By Carol Gentry
3/24/2010 © Health News Florida
Six Medicare Advantage plans that have been in trouble in the past are still breaking marketing rules in ways that place beneficiaries at risk, according to a report by the Inspector General of the U.S. Department of Health and Human Services.
The companies found in violation have 12 percent of the enrollees in Medicare Advantage plans nationally, according to HHS. Those selected for the investigation were among those who had drawn the most complaints in the past for such matters as tricking beneficiaries into signing up for the wrong plan, and sometimes even enrolling them without their knowledge.
In many cases the actions were by independent sales agents trying to boost their sales commissions, but under the plans' contracts with the Centers for Medicare and Medicaid Services (CMS), they were responsible for monitoring them. (CMS is part of Health and Human Services).
But HHS will not say which six plans it checked -- Health News Florida's Freedom of Information Act request has been pending since March 3 -- and it's only a week until the end of annual enrollment for Medicare plans.
Donald White, spokesman for the Inspector General's office, apologized for the delay, saying there were "several very large requests that came in before yours."
The delay didn't seem right to Joe Baker, president of the Medicare Rights Center, who said: “Consumers have the right to know when Medicare private health plans are in serious violation of Medicare’s standards, particularly those rules governing marketing practices."
Open enrollment season ends March 31; after that, beneficiaries are "locked in" to the plan they've selected until Jan. 1, 2011.
But CMS spokesman Peter Ashkenaz said the agency can open a "special enrollment period" for beneficiaries who have been tricked into signing up for the wrong plan through unfair marketing practices.
What the report says
After three years of scandals in the marketing of Medicare Advantage plans, the federal government came out with strict new rules in November 2008 on agents’ qualifications, behavior and pay.
But they haven’t worked at all, according to the report, "Beneficiaries Remain Vulnerable to Sales Agents' Marketing of Medicare Advantage Plans." All six Medicare Advantage plans reviewed by the inspector general during 2009 enrollment season were violating the rules, the report says. The federal office used “secret shoppers” to check up on the plans at public information sessions and also took part in one-on-one marketing sessions. The report didn't say how the investigators pulled that off, but apparently they posed as beneficiaries interested in a plan.
The surveillance showed:
--All five plans that used independent sales agents were found to have problems in their pay incentives, either from the plan itself or through the field organization that managed the agents. The pay incentives placed beneficiaries at risk of being steered to the wrong plans, the report said.
-- Five of the six plans used unqualified sales agents who had either not passed the marketing test or were not licensed at the time they took Medicare beneficiaries’ enrollment applications
-- About 13,000 complaints to CMS about sales agents were reported to CMS in the 2009 annual enrollment period – about the same number as the sales season before the rules were put into effect.
Between January 2008 and September 2009, enrollment in MA plans increased from 9.2 million Medicare beneficiaries to over 11.2 million, or nearly a quarter of the more than 45 million Medicare beneficiaries. (UPDATE?).
Complaints about marketing for MA plans – particularly a loose type of plan that had no network, called “private fee-for-service” – grew so great that Congress held three hearings over a year starting June 2007.
Witnesses testified that sales agents who were enrolling beneficiaries sometimes had no license, pretended to be from Medicare itself, and misled beneficiaries about the plan’s benefits.
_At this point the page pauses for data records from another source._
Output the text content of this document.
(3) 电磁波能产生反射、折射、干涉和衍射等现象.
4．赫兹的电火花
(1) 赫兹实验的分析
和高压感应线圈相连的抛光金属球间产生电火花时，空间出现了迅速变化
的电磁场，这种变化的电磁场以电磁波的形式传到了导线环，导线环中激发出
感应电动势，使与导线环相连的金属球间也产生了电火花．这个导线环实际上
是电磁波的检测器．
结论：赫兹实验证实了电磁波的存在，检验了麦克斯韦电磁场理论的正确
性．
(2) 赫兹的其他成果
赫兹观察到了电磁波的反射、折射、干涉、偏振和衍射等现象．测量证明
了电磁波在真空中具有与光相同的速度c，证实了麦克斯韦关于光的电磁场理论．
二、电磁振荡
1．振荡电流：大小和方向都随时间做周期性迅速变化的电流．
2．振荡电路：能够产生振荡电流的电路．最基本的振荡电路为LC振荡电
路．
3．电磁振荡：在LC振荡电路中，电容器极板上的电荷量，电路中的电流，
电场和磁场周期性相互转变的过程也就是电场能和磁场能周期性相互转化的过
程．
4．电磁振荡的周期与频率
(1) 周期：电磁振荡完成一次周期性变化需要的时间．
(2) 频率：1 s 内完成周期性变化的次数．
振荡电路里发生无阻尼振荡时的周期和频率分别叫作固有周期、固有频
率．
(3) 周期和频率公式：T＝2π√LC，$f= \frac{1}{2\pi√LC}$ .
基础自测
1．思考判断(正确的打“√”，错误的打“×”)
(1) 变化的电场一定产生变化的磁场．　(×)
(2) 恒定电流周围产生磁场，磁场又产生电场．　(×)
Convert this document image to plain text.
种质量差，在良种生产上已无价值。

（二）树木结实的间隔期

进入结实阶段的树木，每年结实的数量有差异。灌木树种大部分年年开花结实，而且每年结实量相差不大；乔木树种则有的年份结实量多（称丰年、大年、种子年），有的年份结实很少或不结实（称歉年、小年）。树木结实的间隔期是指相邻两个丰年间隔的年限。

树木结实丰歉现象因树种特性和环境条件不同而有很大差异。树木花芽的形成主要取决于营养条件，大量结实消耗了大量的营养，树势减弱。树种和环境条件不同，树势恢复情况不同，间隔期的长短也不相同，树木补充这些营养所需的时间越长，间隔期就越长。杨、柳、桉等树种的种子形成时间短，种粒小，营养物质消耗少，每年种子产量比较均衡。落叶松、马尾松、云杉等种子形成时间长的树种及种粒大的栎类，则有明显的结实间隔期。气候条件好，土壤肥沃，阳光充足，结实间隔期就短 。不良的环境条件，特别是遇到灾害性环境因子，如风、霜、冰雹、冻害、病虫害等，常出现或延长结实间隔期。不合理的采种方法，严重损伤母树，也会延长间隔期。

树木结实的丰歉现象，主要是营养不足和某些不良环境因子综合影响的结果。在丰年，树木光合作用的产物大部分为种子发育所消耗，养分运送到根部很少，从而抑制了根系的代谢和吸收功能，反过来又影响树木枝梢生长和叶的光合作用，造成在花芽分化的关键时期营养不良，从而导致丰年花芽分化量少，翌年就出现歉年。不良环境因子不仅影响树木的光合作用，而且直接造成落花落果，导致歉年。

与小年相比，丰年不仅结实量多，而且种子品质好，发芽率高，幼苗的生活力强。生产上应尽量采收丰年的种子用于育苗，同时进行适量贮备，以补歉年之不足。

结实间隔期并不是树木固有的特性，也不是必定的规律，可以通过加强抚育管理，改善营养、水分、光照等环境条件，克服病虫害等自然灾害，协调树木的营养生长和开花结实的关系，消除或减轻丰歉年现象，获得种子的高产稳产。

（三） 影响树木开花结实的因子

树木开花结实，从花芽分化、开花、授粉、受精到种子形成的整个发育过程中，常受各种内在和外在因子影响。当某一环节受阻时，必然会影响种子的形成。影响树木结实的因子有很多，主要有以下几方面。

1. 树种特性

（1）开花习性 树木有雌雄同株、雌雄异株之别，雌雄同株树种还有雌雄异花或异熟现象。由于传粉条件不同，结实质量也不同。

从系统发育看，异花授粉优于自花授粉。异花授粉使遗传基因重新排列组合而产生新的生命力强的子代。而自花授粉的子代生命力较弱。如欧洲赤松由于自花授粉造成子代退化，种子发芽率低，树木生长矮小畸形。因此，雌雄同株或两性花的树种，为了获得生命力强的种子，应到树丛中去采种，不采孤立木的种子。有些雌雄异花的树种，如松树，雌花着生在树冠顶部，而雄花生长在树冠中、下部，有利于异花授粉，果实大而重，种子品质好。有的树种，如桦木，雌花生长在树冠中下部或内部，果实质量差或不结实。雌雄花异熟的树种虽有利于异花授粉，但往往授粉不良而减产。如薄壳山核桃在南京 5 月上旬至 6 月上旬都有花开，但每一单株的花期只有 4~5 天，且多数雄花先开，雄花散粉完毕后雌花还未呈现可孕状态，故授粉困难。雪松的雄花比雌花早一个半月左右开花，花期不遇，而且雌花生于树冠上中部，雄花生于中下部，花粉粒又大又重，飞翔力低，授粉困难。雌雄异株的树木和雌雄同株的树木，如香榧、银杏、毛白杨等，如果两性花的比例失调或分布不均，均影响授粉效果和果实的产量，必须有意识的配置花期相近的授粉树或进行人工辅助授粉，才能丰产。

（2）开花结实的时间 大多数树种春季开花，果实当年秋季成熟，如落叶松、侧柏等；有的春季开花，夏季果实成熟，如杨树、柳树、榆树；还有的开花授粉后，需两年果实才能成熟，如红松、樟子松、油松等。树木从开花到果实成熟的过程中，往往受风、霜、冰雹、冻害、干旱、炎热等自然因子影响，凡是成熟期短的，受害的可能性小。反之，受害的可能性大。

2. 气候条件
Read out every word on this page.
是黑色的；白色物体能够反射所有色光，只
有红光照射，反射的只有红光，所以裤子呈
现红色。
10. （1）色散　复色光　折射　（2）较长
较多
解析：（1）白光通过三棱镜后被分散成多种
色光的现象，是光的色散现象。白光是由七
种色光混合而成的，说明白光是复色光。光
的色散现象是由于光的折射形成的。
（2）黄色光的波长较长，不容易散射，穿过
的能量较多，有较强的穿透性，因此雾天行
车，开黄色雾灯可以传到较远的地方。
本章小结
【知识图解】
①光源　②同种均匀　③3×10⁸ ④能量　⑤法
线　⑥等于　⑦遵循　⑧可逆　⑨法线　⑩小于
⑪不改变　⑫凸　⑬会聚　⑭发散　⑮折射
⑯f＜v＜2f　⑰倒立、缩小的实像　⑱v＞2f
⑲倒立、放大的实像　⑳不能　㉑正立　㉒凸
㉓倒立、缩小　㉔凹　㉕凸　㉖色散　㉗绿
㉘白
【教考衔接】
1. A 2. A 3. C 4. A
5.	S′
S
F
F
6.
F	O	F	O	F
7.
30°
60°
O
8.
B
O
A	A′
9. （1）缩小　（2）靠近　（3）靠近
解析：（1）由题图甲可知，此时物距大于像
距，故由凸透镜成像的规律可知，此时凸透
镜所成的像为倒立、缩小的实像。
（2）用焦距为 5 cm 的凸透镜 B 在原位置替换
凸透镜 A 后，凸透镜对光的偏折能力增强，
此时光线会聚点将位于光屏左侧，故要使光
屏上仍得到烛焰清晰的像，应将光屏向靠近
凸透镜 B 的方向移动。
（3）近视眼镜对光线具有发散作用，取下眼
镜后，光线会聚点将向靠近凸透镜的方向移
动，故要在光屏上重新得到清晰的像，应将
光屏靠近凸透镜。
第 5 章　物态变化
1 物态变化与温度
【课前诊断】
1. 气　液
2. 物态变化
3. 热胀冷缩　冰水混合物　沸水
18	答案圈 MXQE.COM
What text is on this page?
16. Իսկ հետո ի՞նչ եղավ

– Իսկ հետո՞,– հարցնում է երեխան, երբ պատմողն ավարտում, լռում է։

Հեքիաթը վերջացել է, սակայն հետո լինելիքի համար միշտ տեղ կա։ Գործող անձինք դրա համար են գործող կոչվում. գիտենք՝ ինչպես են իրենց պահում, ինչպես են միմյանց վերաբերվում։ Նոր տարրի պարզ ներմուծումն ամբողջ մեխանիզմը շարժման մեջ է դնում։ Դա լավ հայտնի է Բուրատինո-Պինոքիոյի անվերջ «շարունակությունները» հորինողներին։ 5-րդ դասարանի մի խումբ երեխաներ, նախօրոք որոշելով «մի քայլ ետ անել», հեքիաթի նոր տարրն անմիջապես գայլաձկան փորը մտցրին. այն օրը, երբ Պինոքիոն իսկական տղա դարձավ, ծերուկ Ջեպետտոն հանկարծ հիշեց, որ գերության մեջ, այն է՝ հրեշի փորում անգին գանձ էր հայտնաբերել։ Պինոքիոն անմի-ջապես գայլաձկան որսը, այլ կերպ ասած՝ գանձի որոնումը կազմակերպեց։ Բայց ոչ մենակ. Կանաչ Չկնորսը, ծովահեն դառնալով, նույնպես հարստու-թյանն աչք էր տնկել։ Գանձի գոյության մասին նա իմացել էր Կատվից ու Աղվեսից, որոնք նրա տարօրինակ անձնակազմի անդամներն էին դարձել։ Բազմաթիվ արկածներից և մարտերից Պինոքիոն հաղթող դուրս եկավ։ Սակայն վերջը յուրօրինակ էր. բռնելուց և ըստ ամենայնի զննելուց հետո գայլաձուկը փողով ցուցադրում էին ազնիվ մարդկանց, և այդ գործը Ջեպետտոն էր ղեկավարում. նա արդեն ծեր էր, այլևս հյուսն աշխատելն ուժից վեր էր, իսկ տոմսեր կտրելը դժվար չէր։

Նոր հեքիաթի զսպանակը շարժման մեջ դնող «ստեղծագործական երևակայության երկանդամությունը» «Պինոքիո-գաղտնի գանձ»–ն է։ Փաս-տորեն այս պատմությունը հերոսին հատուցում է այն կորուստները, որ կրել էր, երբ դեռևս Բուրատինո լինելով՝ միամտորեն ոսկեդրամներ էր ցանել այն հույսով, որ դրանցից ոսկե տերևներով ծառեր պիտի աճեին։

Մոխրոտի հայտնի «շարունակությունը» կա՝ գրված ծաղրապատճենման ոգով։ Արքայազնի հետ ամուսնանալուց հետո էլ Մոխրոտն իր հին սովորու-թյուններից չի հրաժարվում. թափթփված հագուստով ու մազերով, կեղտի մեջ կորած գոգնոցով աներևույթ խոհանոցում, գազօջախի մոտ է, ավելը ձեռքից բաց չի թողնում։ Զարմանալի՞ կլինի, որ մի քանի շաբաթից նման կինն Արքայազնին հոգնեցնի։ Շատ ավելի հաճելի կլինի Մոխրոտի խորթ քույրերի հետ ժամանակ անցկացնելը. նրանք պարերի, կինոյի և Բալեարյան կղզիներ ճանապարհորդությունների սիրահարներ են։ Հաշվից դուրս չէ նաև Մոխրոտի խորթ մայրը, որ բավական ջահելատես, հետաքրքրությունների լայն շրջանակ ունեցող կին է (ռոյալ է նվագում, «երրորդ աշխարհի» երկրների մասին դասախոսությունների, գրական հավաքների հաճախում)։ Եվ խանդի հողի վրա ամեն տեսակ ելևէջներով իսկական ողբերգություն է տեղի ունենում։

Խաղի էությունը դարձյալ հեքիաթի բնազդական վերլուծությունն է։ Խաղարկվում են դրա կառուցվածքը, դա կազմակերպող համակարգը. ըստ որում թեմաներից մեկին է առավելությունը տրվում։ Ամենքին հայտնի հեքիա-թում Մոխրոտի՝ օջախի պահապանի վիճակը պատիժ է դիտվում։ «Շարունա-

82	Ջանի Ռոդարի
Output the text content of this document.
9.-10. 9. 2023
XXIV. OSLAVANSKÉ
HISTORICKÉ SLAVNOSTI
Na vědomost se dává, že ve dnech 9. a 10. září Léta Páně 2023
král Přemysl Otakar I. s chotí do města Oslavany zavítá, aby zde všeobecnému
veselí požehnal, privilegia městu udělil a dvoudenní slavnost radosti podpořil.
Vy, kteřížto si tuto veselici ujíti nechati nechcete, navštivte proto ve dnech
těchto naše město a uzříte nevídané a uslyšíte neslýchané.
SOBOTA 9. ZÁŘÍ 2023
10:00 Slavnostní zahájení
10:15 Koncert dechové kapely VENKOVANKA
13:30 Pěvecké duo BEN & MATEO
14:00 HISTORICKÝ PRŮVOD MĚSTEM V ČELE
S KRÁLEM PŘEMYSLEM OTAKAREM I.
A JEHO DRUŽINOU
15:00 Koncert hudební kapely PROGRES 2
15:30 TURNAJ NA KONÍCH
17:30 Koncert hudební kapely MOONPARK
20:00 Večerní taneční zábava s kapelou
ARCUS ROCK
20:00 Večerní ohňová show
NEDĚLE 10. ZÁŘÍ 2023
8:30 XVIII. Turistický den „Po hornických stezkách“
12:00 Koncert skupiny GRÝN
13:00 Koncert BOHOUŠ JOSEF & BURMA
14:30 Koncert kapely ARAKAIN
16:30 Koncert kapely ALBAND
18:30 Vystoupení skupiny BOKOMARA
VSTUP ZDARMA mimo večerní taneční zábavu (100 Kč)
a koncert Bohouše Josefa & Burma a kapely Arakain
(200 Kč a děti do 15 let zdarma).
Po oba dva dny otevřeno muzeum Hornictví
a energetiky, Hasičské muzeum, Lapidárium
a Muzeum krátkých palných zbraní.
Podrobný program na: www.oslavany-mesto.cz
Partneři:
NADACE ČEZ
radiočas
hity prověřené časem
One memorable scam involved enrolling the dead.
In July 2008, Congress enacted the Medicare Improvements for Patients and Providers Act of 2008 (MIPPA), which barred sales agents and plans from certain marketing activities. Rules specifying activities that were prohibited were first issued in September but were contested and finally emerged after sales season began in November that year.
The guidelines required that all sales agents be state-licensed, trained by the plan and tested annually.
They also barred payment arrangements for agents that gave them an incentive to switch members of one plan to another to collect the extra commission – a practice called “churn” that had generated many of the complaints.